Pakistan concerning its cotton and rice exports has seen many ups and downs during the last two decades. For the amount of cotton, Pakistan between the years 2010 and 2014 exported its highest ever and established itself among the top five countries of cotton export globally.
The cotton production in Pakistan in 2013 was nearly $24,515 million and after that, the country faced a drastic decline in the export of cotton. In 2021, the agricultural sector saw minor improvements in cotton production and enabled the country to export $3.4 billion compared to just $14.7 million in the year 2020.
Cotton contributes to 10% of GDP in Pakistan and almost 65% of cotton is cultivated in the province of Punjab_ mainly Fazilpur, Dera Ghazi Khan, and Taunsa, the second largest cotton-producing province being Sindh. As a result of one-third of the country being underwater, crops of all kinds in these two provinces have been affected and especially in Sindh, where the natural catastrophe has struck the hardest. If the conditions continue to distress the local population in the two provinces, it could lead to menacing results next year as well. The damaged areas which are mainly agricultural lands will be submerged under water for some time and consequently, a delay in planting wheat crops will be sufficient to break Pakistan’s agricultural spine as the country will not be able to take advantage of its export goods in the year 2023 as well. These long time affects have potential economic collapse effects as the country is already under extreme economic pressure.

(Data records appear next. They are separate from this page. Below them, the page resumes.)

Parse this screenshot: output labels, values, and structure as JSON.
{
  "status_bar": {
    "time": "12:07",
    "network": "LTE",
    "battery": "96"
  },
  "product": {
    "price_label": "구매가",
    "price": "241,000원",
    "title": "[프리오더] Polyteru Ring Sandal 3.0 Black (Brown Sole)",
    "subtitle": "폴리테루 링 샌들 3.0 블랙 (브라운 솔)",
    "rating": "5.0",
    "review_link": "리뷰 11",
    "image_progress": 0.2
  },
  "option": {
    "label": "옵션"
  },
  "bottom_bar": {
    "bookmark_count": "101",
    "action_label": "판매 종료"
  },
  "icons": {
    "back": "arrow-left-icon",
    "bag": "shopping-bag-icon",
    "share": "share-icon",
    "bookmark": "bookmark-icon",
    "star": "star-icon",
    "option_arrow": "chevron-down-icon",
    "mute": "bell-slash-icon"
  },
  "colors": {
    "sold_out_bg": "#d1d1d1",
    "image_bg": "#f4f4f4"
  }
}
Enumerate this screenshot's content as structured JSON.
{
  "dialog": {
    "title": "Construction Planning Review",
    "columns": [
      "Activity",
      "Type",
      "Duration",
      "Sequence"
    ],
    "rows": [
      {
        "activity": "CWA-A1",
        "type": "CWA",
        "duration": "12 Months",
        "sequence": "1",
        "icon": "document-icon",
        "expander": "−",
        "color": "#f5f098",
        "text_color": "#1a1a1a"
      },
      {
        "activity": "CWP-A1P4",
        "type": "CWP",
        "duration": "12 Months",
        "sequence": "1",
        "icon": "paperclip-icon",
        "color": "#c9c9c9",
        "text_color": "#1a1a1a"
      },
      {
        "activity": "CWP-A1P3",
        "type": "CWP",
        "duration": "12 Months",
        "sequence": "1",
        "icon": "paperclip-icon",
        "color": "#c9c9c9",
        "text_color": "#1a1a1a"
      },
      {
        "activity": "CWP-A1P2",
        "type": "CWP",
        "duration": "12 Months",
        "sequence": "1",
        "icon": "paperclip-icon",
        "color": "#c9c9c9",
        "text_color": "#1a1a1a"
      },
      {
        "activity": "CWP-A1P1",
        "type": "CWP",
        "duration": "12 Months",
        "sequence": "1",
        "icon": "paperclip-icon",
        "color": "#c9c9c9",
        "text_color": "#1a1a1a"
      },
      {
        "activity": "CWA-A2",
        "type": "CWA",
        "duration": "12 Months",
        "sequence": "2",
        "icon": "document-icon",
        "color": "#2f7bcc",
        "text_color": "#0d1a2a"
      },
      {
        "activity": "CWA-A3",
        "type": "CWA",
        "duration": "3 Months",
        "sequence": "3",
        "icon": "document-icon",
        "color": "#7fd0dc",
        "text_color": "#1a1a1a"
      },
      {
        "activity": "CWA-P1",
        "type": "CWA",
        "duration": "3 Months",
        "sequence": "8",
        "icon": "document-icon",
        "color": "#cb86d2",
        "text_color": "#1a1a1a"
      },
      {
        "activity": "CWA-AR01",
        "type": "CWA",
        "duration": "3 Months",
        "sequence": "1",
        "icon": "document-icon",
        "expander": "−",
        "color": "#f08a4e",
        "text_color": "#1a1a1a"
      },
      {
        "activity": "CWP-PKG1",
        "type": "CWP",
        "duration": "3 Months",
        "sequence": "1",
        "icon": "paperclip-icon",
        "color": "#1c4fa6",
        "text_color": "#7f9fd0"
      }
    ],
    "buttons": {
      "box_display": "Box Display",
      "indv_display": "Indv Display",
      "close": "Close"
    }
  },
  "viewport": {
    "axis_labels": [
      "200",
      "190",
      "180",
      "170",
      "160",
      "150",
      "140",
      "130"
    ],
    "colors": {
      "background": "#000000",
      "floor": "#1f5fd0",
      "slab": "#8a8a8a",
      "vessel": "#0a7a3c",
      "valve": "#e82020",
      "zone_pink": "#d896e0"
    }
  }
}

Pakistan’s textile exports also contribute significantly to the country’s GDP as they helped secure $19.33 billion in the fiscal year 2021/2022. This was a remarkable achievement as it was a 25 percent increase compared to the previous fiscal year.
The smaller industries will face major problems as the raw cotton rates have mounted to new highs_ Rs2000 more per 40 kg of raw cotton also known as phutti. Also, the domestic need cannot be fulfilled on this year’s crops only and the government will have to import more cotton from various countries.
Stored and standing cotton crops have both been destroyed as the floods have swept every nook of the affected areas and destroyed warehouses. It is still vague as to how much damage has been done to the country’s annual crops but the immense destruction can easily be regarded as terrifying.